StreamSql是完全通过类sql来描述整个流计算的过程。主要需要描述: 数据源如何接入、如何计算、如何输出到外部存储; 例如计算每分钟的pv; 每5秒更新一次最近一分钟的uv。
下面例子演示将kafka topic TP_A_1,TP_A_2
的数据实时写入mysql表mysql_table_sink
中
注意: mysql中表mysql_table_sink
需要提前自行创建好,并且字段类型要和实际兼容
-- 定义数据流接入
create source table topic1(
_topic varchar,
_key varchar,
_message varchar,
_partition integer,
_offset bigint
) with (
type = 'kafka',
kafka_topic = 'TP_A_1,TP_A_2',
"auto.offset.reset" = latest,
kafka_broker = 'localhost:9092',
kafka_group_id = 'streamSql_test1'
);
-- 定义数据流输出位置
create sink table mysql_table_sink(
a1 varchar,
a2 varchar,
event_time bigint
) with (
type = 'mysql', -- ideal.sylph.plugins.flink.sink.MysqlSink.java
userName = 'demo',
password = 'demo',
url = 'jdbc:mysql://localhost:3306/pop?characterEncoding=utf-8&useSSL=false',
query = 'insert into mysql_table_sink values(${0},${1},${2})'
);
-- 描述数据流计算过程
insert into mysql_table_sink
select _topic,`_message`,cast(_offset as bigint) from topic1 where _key is not null
--where _key is not null 加上之后需要传key才可以
下面的例子 演示如何计算topic TP_A_1
每分钟的uv
create source table topic1(
_topic varchar,
_key varchar,
_message varchar,
_partition integer,
_offset bigint
) with (
type = 'kafka',
kafka_topic = 'TP_A_1',
"auto.offset.reset" = latest,
kafka_broker = 'localhost:9092',
kafka_group_id = 'streamSql_test1'
);
create sink table mysql_uv_table_sink(
user_id varchar,
uv bigint,
cnt_time date
) with (
type = 'mysql', -- ideal.sylph.plugins.flink.sink.MysqlSink.java
userName = 'demo',
password = 'demo',
url = 'jdbc:mysql://localhost:3306/pop?characterEncoding=utf-8&useSSL=false',
query = 'insert into mysql_uv_table_sink values(${0},${1},${2})'
);
with tb13 as (SELECT proctime
,row_get(rowline,0)as user_id
FROM topic1, LATERAL TABLE(json_parser(_message,'user_id')) as T(rowline)

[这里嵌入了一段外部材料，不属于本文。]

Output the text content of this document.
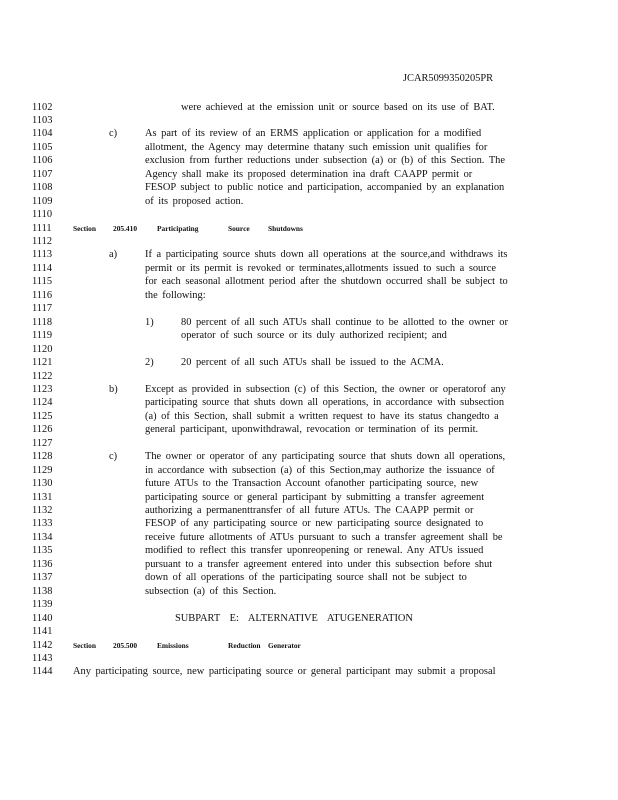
JCAR5099350205PR
1102	were achieved at the emission unit or source based on its use of BAT.
1103
1104	c)	As part of its review of an ERMS application or application for a modified
1105	allotment, the Agency may determine thatany such emission unit qualifies for
1106	exclusion from further reductions under subsection (a) or (b) of this Section. The
1107	Agency shall make its proposed determination ina draft CAAPP permit or
1108	FESOP subject to public notice and participation, accompanied by an explanation
1109	of its proposed action.
1110
1111	Section 205.410	Participating	Source Shutdowns
1112
1113	a)	If a participating source shuts down all operations at the source,and withdraws its
1114	permit or its permit is revoked or terminates,allotments issued to such a source
1115	for each seasonal allotment period after the shutdown occurred shall be subject to
1116	the following:
1117
1118	1)	80 percent of all such ATUs shall continue to be allotted to the owner or
1119	operator of such source or its duly authorized recipient; and
1120
1121	2)	20 percent of all such ATUs shall be issued to the ACMA.
1122
1123	b)	Except as provided in subsection (c) of this Section, the owner or operatorof any
1124	participating source that shuts down all operations, in accordance with subsection
1125	(a) of this Section, shall submit a written request to have its status changedto a
1126	general participant, uponwithdrawal, revocation or termination of its permit.
1127
1128	c)	The owner or operator of any participating source that shuts down all operations,
1129	in accordance with subsection (a) of this Section,may authorize the issuance of
1130	future ATUs to the Transaction Account ofanother participating source, new
1131	participating source or general participant by submitting a transfer agreement
1132	authorizing a permanenttransfer of all future ATUs. The CAAPP permit or
1133	FESOP of any participating source or new participating source designated to
1134	receive future allotments of ATUs pursuant to such a transfer agreement shall be
1135	modified to reflect this transfer uponreopening or renewal. Any ATUs issued
1136	pursuant to a transfer agreement entered into under this subsection before shut
1137	down of all operations of the participating source shall not be subject to
1138	subsection (a) of this Section.
1139
1140	SUBPART E: ALTERNATIVE ATUGENERATION
1141
1142	Section 205.500	Emissions	Reduction Generator
1143
1144 Any participating source, new participating source or general participant may submit a proposal
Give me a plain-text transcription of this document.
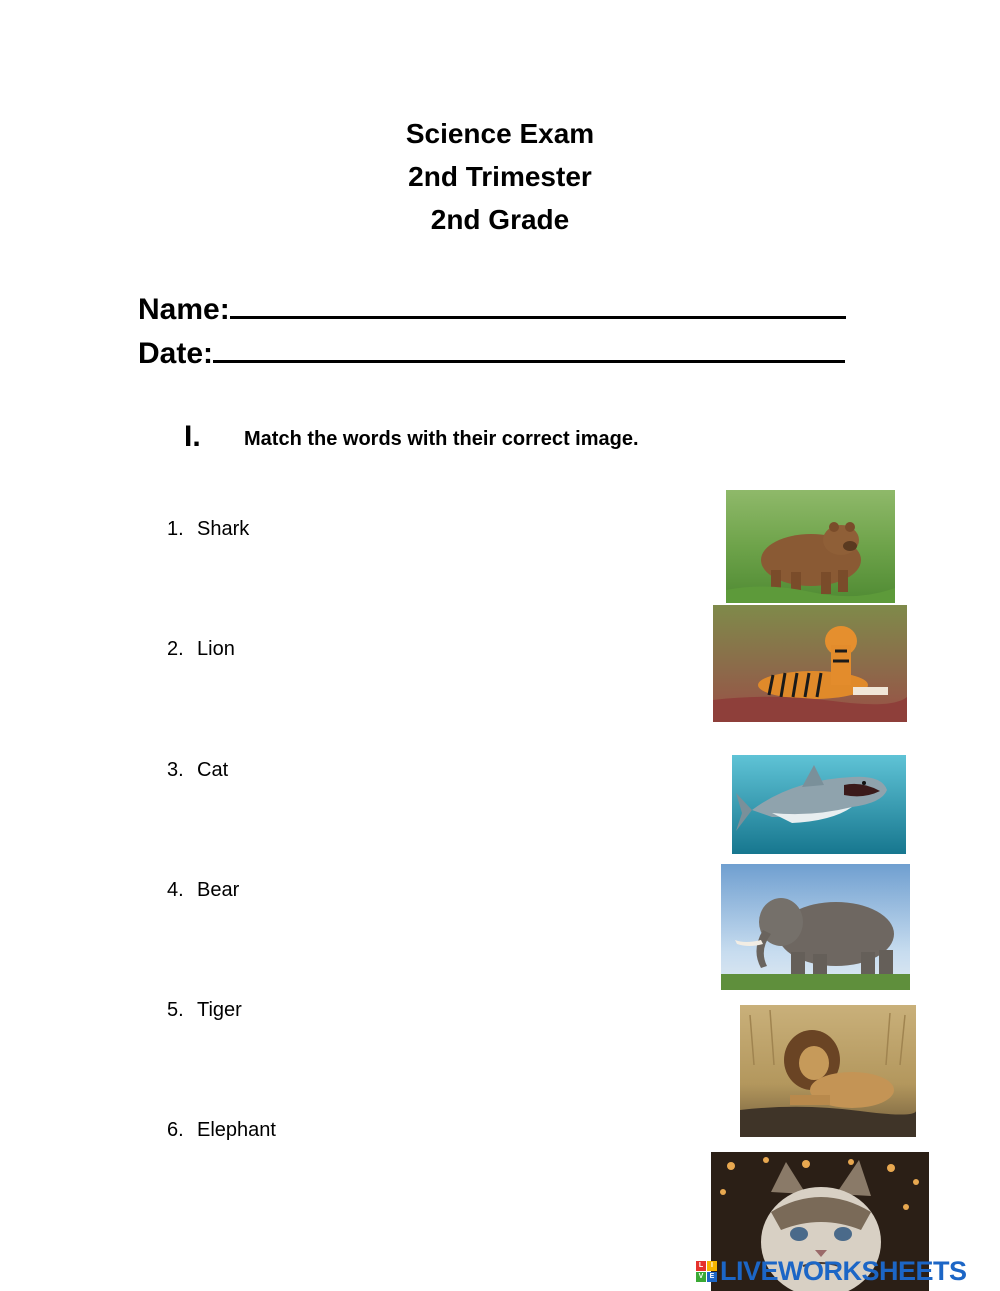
Science Exam
2nd Trimester
2nd Grade
Name:
Date:
I. Match the words with their correct image.
1. Shark
2. Lion
3. Cat
4. Bear
5. Tiger
6. Elephant
L	I
V E LIVEWORKSHEETS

where cast(row_get(rowline,0) as varchar) is not null
)
insert into mysql_uv_table_sink
select
user_id,
count(distinct user_id) as uv
,TUMBLE_START(proctime,INTERVAL '60' SECOND) AS window_start
FROM tb13 GROUP BY user_id,TUMBLE(proctime,INTERVAL '60' SECOND)